The situation isn't simplified by using loudspeakers with restricted directivity or dead rooms given the way that you're capturing or synthesizing the soundfield in the first place. There are aspects of playback which you simply cannot control. But you can, however, use their characteristics to your advantage.

This ambisonic setup for example isn't the definition of soundfield accuracy. It has two main advantages besides the ones offered by other multichannel systems (no reliance on speaker location or discrete channel count, so you can input any format you like) and many disadvantages (small sweet spot, fuzzy or smeared imaging, timbral inaccuracy and spatial aliasing), even in anechoic circumstances.

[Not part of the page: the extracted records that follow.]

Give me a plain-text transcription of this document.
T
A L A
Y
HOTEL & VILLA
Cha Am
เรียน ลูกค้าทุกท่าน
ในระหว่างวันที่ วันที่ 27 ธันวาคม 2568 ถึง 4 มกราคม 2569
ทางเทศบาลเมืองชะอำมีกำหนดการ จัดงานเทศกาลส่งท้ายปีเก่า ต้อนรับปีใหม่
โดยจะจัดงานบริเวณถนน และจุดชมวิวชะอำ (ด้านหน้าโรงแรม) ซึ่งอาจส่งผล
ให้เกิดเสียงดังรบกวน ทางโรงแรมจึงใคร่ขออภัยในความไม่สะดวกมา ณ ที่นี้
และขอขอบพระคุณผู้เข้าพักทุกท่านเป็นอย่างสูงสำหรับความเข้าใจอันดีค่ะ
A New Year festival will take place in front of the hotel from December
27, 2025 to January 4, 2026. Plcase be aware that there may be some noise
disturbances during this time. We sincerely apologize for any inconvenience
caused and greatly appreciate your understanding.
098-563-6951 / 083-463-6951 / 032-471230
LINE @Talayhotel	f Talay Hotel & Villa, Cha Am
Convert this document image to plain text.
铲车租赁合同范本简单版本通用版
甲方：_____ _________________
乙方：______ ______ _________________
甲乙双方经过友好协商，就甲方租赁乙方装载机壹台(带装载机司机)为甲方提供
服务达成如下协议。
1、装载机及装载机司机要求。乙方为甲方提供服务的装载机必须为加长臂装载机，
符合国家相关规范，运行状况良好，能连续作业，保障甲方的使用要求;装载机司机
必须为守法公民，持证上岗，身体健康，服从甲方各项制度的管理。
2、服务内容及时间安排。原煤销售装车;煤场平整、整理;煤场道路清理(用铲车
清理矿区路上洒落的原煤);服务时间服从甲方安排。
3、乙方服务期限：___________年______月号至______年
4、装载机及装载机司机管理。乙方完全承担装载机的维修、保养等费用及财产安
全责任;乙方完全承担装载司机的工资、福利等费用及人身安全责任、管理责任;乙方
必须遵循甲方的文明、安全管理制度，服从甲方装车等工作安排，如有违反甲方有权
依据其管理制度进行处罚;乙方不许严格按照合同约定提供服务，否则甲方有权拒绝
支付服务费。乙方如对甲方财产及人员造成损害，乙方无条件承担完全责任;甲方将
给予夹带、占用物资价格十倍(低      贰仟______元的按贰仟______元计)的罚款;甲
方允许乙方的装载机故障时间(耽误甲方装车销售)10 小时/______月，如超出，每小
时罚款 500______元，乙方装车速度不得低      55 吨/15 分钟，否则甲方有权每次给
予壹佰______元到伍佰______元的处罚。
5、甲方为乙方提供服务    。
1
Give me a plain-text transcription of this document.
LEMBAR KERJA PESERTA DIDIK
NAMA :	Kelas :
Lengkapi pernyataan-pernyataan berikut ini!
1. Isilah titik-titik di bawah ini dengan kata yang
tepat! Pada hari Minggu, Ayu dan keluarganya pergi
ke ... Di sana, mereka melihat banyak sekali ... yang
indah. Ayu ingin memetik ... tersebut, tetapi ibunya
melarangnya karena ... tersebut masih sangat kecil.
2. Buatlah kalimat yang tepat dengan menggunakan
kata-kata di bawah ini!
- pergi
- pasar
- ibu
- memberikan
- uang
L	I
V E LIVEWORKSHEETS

In all other situations reflections are integral to the playback system by supplementing the distribution of spatial energy through acoustic phantom sources and can be controlled through treatment.

The main caveat, or frustration, I guess, is that you really can't take full soundfield accuracy as your goal. None of the known system configs really for allow it. Even with that in mind, I'd really like to hear the WFS system at EMPAC one day.

The spherical array of speakers makes sense if you use one speaker per channel not for some algorythm to generate a mish-mash fake illusion of immersion from a 2, 5 or 7 channel recording.